Le mariage par procuration eut lieu sur la rive espagnole, à San Sébastien. La Grande Mademoiselle y entraîna Angélique. La fille de Gaston d'Orléans, en deuil de son père, ne devait pas y assister. Mais elle décida de paraître « incognito » c'est-à-dire qu'elle se noua un foulard de satin autour des cheveux et ne mit pas de poudre. La procession à travers les rues de la ville parut aux Français une étrange bacchanale. Cent danseurs habillés de blanc avec des sonnettes aux jambes s'avançaient en jonglant avec des épées, puis cinquante garçons masqués qui faisaient résonner leurs tambours de basque. Suivaient trois géants d'osier habillés en rois maures atteignant le premier étage des maisons, un saint Christophe géant, un dragon effrayant plus gros que six baleines et enfin, sous un dais, le Saint-Sacrement dans un ostensoir d'or gigantesque et devant lequel la foule s'agenouillait.

Ces pantomimes baroques, ces extravagances mystiques laissaient les étrangers pantois.

Dans l'église, derrière le tabernacle, un escalier s'élevait jusqu'à la voûte, chargé d'un million de cierges.

Angélique regarda, éblouie, ce buisson ardent. L'odeur épaisse de l'encens ajoutait à l'atmosphère insolite, mauresque, de la cathédrale. Dans la nuit des voûtes et des bas-côtés, on voyait luire les torsades dorées de trois balconnades superposées où s'entassaient d'un côté les hommes, de l'autre les dames.

L'attente fut longue. Les prêtres inoccupés causaient avec les Françaises, et Mme de Motteville s'horrifia une fois de plus des propos qu'on lui tint, grâce à une ombre propice.

«  Perdone. Dejeme pasar »1 dit soudain une rauque voix espagnole près d'Angélique.

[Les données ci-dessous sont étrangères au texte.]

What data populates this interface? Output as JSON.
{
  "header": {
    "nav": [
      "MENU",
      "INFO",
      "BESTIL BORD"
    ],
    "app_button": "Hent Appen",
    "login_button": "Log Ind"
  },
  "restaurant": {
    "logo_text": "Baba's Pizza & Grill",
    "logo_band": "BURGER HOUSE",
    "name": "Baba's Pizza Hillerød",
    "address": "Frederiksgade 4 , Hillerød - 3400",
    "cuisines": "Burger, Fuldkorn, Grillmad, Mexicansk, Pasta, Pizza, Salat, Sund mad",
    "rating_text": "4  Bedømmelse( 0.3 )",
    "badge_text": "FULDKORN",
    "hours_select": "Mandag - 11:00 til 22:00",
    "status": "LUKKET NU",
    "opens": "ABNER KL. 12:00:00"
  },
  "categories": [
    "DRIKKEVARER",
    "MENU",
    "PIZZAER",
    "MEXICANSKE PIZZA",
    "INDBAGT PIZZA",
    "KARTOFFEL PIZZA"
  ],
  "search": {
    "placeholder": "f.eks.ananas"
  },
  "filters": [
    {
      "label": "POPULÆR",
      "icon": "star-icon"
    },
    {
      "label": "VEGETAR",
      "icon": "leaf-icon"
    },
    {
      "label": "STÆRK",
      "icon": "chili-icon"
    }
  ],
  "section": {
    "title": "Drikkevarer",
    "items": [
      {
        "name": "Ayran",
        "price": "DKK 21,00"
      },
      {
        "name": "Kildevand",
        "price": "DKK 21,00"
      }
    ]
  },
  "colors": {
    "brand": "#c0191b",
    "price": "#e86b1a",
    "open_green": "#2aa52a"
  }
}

Elle regarda autour d'elle et baissant les yeux aperçut une bizarre créature. C'était une naine aussi large que haute, avec un visage d'une laideur puissante. Sa main potelée s'appuyait à l'encolure d'un grand lévrier noir. Un nain la suivait, lui aussi en habit chamarré et large fraise, mais son expression était futée et en le regardant on avait envie de rire.

La foule s'écarta pour laisser passer les petites créatures et l'animal.

– C'est la naine de l'infante et son fou Tomasini, dit quelqu'un. Il paraît qu'elle les emmène en France.

– Qu'a-t-elle besoin de ces nabots ? En France, elle aura bien d'autres sujets de rire.

– Elle dit que la naine seule peut lui préparer son chocolat à la cannelle. Au-dessus d'elle, Angélique vit s'élever une silhouette pâle et imposante. Mgr de Fontenac, en satin mauve et camail d'hermine, gagnait l'un des balcons de bois doré. Il se pencha par-dessus la rampe. Ses yeux brillaient d'un feu destructeur. Il parlait à quelqu'un qu'Angélique ne voyait pas.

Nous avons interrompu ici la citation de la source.